Constantino Kavafis, considerado uno de los poetas griegos más importantes, publicó muy poco durante su vida, pero cobró gran relevancia después de su muerte gracias a la difusión que hicieron de su obra escritores como el novelista británico Edward Forster. Sus padres originarios de Constantinopla,  se trasladaron a Alejandría donde nació el poeta y trabajó como periodista y funcionario de una repartición pública, luego de vivir unos años en Inglaterra. Según una biografía que se puede encontrar en internet “renegó de muchas obras que no llegó a publicar.  Sus versos circularon en pequeñas hojas sueltas y en privado. En 1904, en un pequeño fascículo, publicó catorce poemas, y en 1910 los volvió a publicar añadiendo siete más. Desde 1912 publicó hojas sueltas con las que compuso colecciones, ordenándolas cronológicamente o temáticamente”.
Uno de sus principales traductores al castellano fue Miguel Castillo Didier, destacado helenista, profesor, traductor y musicólogo chileno. Comparto con ustedes tres poemas de Kavafis, traducidos por Castillo Didier.

TERMINADO

En medio del temor y las sospechas,

con espíritu agitado y ojos de pavor,

nos consumimos y planeamos cómo hacer

para evitar el seguro

peligro que así terriblemente nos amenaza.

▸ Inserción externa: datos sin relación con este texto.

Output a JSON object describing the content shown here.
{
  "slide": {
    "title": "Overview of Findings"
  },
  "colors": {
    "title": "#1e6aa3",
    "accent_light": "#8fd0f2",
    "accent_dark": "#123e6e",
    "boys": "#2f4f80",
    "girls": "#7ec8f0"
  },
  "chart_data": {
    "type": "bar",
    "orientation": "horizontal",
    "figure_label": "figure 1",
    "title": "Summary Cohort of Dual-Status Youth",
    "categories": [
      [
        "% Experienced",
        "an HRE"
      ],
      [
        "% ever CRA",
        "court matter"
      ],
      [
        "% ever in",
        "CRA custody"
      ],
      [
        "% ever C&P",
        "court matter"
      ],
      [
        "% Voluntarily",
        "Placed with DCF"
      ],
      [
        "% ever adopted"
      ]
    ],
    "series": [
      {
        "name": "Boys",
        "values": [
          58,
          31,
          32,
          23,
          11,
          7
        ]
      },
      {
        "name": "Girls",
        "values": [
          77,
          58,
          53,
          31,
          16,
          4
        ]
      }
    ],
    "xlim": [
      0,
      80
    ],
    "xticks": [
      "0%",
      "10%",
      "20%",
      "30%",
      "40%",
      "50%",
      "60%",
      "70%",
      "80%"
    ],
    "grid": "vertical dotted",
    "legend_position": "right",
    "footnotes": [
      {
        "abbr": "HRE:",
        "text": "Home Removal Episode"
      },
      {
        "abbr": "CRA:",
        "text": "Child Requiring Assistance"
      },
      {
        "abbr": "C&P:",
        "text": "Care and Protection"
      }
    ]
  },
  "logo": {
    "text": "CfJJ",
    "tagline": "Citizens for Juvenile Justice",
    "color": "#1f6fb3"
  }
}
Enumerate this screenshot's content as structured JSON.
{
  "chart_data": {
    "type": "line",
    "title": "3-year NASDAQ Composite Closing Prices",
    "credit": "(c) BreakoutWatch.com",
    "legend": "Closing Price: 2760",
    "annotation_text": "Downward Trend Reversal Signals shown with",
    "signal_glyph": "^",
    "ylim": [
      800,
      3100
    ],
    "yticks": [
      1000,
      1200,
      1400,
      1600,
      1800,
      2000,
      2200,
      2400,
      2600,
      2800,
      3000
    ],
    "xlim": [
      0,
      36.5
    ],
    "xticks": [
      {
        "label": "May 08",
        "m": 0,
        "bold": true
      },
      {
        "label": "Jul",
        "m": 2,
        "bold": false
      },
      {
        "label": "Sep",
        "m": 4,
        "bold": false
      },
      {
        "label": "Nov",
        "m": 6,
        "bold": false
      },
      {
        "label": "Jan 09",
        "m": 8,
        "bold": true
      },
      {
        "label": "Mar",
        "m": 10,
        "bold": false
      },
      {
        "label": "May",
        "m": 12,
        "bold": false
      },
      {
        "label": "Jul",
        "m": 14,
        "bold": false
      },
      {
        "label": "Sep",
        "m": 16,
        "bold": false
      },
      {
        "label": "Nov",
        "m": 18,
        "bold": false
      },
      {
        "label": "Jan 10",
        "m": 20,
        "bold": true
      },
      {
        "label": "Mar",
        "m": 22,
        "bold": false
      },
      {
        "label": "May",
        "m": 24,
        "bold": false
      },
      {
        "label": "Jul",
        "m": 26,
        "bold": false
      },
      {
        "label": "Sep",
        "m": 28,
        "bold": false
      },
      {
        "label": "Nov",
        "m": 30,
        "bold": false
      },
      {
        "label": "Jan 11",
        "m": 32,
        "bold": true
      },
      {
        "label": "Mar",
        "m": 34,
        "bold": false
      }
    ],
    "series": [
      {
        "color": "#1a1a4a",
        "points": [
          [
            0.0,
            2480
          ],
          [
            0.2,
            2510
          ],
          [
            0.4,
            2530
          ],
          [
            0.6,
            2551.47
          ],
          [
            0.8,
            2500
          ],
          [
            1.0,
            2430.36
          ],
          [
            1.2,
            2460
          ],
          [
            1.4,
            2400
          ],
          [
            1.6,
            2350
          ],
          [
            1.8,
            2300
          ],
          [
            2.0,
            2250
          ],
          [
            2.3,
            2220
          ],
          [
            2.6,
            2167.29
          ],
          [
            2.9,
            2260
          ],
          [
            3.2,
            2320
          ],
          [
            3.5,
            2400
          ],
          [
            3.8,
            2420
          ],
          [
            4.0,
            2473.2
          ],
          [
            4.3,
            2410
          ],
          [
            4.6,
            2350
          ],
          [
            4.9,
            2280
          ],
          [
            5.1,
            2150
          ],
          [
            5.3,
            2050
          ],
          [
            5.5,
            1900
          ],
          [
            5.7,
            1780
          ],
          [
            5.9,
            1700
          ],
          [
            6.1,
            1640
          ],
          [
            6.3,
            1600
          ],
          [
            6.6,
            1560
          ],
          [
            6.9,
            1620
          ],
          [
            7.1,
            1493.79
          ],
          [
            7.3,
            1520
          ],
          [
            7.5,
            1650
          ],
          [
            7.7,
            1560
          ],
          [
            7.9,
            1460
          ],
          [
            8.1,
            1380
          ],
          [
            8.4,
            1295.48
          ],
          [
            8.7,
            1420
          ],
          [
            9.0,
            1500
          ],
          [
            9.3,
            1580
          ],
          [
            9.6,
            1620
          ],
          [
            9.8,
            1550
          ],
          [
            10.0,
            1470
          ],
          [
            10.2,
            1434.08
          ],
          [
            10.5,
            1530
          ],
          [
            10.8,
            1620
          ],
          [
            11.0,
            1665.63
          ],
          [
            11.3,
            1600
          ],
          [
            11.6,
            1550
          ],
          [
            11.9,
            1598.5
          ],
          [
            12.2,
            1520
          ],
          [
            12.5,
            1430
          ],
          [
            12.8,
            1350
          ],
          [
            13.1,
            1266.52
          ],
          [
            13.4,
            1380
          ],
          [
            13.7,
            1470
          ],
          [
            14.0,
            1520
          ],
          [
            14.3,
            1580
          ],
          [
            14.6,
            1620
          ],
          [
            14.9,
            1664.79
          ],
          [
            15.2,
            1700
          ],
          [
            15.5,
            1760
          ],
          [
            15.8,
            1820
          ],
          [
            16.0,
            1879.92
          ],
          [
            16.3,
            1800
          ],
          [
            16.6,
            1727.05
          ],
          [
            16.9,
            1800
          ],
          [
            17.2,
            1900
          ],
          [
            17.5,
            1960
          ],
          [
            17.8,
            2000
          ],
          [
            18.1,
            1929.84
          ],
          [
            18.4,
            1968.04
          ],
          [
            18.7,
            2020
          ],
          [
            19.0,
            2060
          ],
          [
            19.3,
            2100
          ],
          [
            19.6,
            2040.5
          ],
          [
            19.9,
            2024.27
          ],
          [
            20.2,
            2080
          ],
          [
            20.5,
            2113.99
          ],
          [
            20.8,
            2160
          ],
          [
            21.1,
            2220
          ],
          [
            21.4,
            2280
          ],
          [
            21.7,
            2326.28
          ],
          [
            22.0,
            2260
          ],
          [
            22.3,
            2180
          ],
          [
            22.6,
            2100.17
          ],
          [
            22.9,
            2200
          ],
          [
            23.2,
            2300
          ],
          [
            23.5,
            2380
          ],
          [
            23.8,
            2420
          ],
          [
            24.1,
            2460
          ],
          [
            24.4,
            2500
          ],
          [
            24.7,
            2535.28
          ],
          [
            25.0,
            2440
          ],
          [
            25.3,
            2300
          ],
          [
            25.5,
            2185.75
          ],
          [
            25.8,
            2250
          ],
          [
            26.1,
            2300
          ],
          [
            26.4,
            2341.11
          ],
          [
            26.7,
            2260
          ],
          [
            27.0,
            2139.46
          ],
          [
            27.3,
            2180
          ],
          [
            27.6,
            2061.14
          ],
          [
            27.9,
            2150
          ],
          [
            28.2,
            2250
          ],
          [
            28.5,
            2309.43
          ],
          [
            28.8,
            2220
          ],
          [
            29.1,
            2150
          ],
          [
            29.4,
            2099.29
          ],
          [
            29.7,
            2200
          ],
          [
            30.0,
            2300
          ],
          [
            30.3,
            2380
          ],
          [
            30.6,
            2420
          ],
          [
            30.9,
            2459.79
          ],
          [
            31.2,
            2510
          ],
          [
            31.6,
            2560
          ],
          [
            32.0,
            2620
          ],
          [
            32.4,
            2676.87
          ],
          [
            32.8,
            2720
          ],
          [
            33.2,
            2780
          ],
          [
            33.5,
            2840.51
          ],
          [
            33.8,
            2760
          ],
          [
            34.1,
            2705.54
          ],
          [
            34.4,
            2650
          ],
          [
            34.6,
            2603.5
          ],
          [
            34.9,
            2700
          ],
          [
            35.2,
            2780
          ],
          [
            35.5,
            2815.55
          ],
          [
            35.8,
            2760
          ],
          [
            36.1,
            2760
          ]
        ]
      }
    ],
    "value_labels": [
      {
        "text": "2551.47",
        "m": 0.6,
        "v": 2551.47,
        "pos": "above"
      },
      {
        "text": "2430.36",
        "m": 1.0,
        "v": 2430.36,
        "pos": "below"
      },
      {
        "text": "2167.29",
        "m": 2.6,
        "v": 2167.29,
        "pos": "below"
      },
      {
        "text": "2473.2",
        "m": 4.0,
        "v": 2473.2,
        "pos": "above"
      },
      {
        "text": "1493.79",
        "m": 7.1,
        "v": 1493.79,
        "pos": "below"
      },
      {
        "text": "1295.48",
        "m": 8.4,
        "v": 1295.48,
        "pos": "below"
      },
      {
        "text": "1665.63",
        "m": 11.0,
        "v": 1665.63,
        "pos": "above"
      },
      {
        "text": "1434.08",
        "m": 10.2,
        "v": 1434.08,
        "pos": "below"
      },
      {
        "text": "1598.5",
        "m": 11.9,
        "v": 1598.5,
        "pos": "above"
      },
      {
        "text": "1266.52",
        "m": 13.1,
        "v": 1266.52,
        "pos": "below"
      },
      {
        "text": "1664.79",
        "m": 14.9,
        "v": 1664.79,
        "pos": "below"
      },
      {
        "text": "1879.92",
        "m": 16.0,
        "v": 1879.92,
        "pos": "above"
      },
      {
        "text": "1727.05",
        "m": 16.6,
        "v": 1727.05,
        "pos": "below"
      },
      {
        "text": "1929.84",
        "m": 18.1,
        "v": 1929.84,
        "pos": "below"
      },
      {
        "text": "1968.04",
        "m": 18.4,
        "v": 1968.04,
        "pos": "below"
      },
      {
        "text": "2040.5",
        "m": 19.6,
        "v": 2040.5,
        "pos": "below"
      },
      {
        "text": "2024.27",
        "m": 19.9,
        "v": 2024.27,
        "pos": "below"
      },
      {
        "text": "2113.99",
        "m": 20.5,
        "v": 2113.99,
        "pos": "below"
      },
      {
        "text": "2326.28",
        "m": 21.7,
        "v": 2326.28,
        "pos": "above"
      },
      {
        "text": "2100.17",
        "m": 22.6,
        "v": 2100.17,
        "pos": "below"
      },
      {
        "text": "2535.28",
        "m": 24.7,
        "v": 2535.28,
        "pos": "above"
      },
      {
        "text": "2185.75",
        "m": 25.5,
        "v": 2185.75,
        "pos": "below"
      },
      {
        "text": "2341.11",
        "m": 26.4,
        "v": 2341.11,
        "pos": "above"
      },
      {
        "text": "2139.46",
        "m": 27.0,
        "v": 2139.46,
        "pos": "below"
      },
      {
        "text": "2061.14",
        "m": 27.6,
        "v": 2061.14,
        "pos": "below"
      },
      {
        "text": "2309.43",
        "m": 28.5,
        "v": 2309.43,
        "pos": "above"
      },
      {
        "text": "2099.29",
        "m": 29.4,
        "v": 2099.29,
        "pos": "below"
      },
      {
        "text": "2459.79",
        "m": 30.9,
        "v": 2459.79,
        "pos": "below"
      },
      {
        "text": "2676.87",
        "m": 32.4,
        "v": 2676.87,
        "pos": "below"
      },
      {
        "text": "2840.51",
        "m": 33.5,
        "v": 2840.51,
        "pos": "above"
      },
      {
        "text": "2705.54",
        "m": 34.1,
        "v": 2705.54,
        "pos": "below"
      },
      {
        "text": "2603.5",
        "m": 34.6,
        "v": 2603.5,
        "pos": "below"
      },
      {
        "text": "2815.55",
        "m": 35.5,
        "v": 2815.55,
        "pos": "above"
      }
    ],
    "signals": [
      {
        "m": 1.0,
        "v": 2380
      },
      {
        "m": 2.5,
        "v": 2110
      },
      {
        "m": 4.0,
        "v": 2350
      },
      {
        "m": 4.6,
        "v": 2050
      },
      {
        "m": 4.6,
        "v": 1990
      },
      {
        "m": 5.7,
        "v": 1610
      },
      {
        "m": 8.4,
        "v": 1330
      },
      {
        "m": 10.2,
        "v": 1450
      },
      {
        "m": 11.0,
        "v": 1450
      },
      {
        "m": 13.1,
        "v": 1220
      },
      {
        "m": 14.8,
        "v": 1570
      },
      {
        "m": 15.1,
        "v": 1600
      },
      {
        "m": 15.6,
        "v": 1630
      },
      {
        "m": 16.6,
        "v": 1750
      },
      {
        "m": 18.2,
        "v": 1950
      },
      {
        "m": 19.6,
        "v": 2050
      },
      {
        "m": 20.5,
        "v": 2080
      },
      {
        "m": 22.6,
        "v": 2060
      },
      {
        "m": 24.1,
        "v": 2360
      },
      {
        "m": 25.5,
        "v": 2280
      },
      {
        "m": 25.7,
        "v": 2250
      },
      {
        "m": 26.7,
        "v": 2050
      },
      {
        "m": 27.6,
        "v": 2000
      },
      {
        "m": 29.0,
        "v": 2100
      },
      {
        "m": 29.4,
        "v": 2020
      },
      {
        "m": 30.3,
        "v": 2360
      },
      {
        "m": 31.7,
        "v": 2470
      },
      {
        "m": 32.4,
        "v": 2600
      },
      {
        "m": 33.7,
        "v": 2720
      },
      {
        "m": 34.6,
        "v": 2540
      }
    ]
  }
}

Y sin embargo estamos equivocados, ése no está en nuestro camino:

falsos eran los mensajes (o no los escuchamos, o no los entendimos

bien). Otra catástrofe, que no la imaginábamos,

repentina, violenta cae sobre nosotros

y no preparados -de dónde tiempo ya- nos arrebata.

 

MONOTONÍA 

A un día monótono otro

monótono, invariable sigue: Pasarán

las mismas cosas, volverán a pasar –

los mismos instantes nos hallan y nos dejan.

Un mes pasa y trae otro mes.

Lo que viene uno fácilmente lo adivina:

son aquellas mismas cosas fastidiosas de ayer.

Y llega el mañana ya a no parecer mañana.

 

CUANTO PUEDAS 

Y si no puedes hacer tu vida como la quieres,

en esto esfuérzate al menos

cuanto puedas: no la envilezcas

en el contacto excesivo con la gente,

en demasiados trajines y conversaciones.

No la envilezcas llevándola,

trayéndola a menudo y exponiéndola

a la torpeza cotidiana

de las compañías y las relaciones,

hasta que llegue a ser pesada como una extraña.